In this article, we proposed a predictor called SVM-EL for yeast hotspot/coldspot identification, which combines Support Vector Machine (SVM) with Ensemble Learning (EL). The approach combined with different predictors trained by different features contributes to the improvement of prediction accuracy. SVM-EL is trained by different features, including basic kmer (Kmer), dinucleotide-based auto-cross covariance (DACC), and pseudo dinucleotide composition (PseDNC). All these features can be generated by Pse-in-One [17], which is a powerful web server for generating various DNA, RNA, or protein features. It also provides a stand-alone version to users, which is easy to use. Via jackknife test, it was observed that the predictor outperforms other predictors. In the future, we will consider using other approaches for yeast hotspot/coldspot identification, such as bioinspired computing models [3845].

Competing Interests

The authors declare no competing financial interests.

Authors’ Contributions

Bingquan Liu conceived the study and designed the experiments and participated in designing the study, drafting the manuscript, and performing the statistical analysis.

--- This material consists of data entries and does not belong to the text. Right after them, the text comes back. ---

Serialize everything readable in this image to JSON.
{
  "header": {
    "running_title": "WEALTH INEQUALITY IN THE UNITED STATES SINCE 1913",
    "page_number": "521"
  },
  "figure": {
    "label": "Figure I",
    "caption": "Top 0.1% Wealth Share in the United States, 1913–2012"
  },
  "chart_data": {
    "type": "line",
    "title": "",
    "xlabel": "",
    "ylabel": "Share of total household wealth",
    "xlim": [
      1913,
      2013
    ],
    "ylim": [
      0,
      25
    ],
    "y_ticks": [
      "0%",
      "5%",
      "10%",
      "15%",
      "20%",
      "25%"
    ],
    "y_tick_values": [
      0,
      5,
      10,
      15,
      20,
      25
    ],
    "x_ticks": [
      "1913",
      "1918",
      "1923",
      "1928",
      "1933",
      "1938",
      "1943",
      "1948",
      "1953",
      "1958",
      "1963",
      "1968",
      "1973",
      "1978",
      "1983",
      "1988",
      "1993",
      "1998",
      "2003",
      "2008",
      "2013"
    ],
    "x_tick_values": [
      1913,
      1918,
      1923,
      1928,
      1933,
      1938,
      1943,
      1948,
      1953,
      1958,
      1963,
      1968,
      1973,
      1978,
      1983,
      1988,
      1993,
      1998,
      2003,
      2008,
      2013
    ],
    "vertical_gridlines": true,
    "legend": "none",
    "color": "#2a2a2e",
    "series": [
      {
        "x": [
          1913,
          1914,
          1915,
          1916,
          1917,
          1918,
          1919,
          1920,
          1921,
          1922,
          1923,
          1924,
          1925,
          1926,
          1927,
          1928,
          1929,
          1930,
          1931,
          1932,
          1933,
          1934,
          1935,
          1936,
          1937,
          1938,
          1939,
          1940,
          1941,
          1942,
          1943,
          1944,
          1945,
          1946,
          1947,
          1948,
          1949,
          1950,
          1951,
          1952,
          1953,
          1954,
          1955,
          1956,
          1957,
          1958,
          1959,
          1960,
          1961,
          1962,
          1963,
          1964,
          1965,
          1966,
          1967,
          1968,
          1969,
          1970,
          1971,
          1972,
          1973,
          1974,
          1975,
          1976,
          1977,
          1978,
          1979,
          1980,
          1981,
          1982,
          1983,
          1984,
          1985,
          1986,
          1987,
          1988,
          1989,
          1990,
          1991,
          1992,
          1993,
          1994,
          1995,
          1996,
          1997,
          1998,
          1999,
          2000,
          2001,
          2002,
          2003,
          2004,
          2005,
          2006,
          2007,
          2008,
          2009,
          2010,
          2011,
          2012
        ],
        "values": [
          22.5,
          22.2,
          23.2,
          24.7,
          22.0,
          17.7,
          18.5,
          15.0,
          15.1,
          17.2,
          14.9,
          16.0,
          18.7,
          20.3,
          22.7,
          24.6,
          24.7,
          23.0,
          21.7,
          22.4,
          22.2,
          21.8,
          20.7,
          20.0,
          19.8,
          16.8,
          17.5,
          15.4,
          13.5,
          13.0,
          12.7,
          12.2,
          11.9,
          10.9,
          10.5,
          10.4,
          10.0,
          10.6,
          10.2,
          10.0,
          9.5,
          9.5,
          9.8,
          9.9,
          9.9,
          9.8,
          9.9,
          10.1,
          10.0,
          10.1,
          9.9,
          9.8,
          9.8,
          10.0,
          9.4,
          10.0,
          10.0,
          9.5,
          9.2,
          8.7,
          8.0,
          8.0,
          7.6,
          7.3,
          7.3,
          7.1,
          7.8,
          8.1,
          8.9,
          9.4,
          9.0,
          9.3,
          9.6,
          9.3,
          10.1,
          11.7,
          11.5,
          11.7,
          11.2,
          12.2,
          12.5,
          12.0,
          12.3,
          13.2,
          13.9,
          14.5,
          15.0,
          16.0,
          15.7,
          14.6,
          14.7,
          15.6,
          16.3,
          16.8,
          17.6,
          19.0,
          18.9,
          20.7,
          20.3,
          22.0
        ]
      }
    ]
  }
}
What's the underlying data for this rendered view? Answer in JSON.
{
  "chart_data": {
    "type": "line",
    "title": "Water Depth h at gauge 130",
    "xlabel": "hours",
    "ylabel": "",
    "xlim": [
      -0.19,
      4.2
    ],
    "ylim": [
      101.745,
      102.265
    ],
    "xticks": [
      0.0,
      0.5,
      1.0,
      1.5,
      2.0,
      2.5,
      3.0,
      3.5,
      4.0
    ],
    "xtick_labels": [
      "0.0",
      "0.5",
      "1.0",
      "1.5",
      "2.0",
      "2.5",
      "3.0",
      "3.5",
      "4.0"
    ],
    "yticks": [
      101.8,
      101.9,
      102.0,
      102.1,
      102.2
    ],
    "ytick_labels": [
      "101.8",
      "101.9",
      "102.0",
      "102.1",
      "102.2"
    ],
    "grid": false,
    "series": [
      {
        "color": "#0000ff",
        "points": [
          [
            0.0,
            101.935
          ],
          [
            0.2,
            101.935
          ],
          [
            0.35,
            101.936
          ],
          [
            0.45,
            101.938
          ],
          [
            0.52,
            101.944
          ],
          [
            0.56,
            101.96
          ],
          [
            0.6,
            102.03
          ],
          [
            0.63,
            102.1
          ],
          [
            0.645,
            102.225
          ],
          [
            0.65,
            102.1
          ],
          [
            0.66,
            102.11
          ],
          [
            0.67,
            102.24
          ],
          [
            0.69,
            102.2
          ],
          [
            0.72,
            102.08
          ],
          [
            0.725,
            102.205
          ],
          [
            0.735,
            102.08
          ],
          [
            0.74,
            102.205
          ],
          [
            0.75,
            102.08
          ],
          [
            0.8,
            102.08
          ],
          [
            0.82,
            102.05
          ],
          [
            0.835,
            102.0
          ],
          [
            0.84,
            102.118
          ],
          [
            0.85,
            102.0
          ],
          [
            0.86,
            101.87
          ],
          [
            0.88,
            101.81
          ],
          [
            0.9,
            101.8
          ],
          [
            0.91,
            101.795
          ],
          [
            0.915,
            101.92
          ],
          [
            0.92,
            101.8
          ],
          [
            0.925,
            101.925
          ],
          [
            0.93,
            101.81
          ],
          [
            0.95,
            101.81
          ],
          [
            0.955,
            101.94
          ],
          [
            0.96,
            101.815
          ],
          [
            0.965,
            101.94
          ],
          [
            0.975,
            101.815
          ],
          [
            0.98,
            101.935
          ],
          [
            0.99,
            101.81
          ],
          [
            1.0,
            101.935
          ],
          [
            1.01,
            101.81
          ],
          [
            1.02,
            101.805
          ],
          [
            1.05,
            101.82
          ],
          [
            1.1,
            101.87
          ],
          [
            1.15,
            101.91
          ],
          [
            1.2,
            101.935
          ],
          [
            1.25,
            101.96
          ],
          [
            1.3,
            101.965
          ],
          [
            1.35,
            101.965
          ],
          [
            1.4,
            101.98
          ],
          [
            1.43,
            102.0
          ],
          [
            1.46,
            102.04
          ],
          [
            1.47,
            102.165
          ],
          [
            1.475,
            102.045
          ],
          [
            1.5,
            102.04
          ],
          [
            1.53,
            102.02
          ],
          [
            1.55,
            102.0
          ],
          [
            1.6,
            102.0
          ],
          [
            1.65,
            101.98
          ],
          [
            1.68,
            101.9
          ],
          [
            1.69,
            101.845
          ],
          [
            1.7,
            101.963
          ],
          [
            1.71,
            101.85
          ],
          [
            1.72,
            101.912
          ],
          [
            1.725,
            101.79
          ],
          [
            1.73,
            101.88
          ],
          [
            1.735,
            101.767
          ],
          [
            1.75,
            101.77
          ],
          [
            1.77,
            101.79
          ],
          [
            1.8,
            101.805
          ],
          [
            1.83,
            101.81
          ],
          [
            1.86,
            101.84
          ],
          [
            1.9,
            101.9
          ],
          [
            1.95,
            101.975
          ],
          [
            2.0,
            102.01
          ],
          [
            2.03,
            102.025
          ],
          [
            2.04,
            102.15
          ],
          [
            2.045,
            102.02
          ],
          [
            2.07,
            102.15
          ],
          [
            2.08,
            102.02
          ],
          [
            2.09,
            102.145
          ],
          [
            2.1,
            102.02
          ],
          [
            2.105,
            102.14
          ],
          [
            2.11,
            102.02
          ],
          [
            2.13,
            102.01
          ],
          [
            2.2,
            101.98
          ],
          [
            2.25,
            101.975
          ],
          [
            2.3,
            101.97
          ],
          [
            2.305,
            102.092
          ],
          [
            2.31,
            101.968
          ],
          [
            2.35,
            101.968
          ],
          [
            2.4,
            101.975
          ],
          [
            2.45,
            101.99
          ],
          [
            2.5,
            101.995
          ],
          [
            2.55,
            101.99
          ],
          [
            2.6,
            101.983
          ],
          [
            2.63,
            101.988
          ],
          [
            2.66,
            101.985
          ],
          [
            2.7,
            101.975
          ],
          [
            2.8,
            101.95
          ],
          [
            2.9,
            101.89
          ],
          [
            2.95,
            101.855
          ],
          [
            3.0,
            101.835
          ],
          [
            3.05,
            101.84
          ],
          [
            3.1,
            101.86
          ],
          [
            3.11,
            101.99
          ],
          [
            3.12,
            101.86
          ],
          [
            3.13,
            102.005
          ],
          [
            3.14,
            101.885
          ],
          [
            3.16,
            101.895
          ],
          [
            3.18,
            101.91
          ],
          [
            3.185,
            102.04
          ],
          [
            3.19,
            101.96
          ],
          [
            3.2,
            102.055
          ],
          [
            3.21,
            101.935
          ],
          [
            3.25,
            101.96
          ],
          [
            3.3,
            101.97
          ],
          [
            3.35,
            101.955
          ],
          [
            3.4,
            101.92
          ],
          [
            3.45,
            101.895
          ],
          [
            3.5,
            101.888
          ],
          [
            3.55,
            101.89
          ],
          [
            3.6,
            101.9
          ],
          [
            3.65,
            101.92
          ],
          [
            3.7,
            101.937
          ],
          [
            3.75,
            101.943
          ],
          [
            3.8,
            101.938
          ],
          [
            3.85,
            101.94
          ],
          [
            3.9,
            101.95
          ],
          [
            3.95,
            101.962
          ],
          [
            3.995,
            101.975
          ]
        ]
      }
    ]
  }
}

Yumeng Liu participated in coding the experiments and drafting the manuscript. Dong Huang participated in performing the statistical analysis. All authors read and approved the final manuscript. Bingquan Liu and Yumeng Liu contributed equally to this paper.

Acknowledgments

This work was supported by the National High Technology Research and Development Program of China (863 Program) (2015AA015405), the National Natural Science Foundation of China (nos. 61300112, 61573118, 61272383, and 61572151), the Natural Science Foundation of Guangdong Province (2014A030313695), Guangdong Natural Science Funds for Distinguished Yong Scholars (2016A030306008), and Scientific Research Foundation in Shenzhen (Grant no. JCYJ20150626110425228).